During the town meeting last month, at which the colonists had debated whether to carry on with IceFlame, those opposed had pointed out the risks of piercing the Moon’s crust. There was a small risk it could set off a series of major quakes that could jeopardize the colony, and a greater risk that their precautionary tamps would fail: that the terraforming fires would burn out of control, put toxic amounts of carbon dioxide into the air, or melt the ice caps to the point that Amaterasu would be inundated.
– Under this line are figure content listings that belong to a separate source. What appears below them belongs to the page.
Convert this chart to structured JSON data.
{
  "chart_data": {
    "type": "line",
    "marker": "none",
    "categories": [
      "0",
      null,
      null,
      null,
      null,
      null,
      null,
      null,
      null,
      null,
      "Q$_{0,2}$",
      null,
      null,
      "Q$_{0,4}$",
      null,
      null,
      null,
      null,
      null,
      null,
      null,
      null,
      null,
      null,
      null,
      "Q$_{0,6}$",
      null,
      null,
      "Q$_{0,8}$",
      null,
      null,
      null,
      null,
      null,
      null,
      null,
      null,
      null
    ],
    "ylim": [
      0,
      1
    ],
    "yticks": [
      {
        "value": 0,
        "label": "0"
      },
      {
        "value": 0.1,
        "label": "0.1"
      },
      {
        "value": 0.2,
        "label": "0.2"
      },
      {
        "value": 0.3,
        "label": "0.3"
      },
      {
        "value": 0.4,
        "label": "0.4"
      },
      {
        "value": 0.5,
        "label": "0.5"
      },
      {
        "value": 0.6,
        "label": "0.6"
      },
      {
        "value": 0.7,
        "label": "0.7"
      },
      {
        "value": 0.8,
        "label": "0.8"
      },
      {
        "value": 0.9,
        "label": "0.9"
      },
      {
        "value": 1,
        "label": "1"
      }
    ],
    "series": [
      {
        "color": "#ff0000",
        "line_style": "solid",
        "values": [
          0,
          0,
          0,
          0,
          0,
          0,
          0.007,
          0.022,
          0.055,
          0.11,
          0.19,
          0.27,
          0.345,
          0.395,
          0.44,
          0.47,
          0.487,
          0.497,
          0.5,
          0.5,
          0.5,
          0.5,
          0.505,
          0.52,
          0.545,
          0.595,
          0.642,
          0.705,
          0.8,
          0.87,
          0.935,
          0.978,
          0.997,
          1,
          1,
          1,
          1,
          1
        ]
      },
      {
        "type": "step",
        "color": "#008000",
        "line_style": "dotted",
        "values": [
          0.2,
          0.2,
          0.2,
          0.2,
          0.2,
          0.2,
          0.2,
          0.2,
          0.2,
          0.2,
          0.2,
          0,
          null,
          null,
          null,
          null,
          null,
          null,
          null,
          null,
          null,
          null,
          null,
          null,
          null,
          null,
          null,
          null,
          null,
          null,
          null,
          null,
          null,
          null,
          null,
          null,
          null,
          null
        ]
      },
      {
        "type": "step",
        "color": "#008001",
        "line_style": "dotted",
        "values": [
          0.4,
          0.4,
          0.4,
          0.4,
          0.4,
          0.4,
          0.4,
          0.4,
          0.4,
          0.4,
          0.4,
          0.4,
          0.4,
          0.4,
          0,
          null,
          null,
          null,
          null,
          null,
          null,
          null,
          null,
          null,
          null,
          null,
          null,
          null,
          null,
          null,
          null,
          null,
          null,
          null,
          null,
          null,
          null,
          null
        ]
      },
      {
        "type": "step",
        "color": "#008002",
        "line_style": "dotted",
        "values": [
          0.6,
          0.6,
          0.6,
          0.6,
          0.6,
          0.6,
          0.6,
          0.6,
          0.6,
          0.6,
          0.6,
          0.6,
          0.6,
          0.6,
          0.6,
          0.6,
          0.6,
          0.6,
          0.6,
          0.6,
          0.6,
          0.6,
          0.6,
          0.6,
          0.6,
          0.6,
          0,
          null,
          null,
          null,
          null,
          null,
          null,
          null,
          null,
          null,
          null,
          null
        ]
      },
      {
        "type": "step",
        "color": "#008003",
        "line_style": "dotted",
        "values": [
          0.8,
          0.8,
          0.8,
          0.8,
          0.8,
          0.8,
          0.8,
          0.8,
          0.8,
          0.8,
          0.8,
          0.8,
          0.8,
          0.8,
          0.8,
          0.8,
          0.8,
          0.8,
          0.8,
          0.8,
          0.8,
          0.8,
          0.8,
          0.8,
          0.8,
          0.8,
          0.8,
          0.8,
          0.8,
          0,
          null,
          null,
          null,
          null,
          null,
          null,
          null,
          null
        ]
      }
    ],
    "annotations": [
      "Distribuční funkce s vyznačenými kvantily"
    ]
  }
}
It had been decided that the risks were worth it. Their equipment was slowly breaking down around them; their population was dwindling, as dozens of colonists a year died of exposure or cold-related accidents. They needed to get out of these caves.
“Bart and Charles will give us a status report on the magma drilling,” Arlene said. The middle-aged CarliPablo twins came to the front of the room.
“The first drill is scheduled—” “—to penetrate the crust and reach magma—” “—at thirty-six o’clock tonight,” they said, trading off with such natural ease that it didn’t matter who was talking. “The other twenty-seven should be breaking through the crust—” “—over the next six to eight days.” “Any delays in drilling will result in a delay in the polar expedition’s launch.”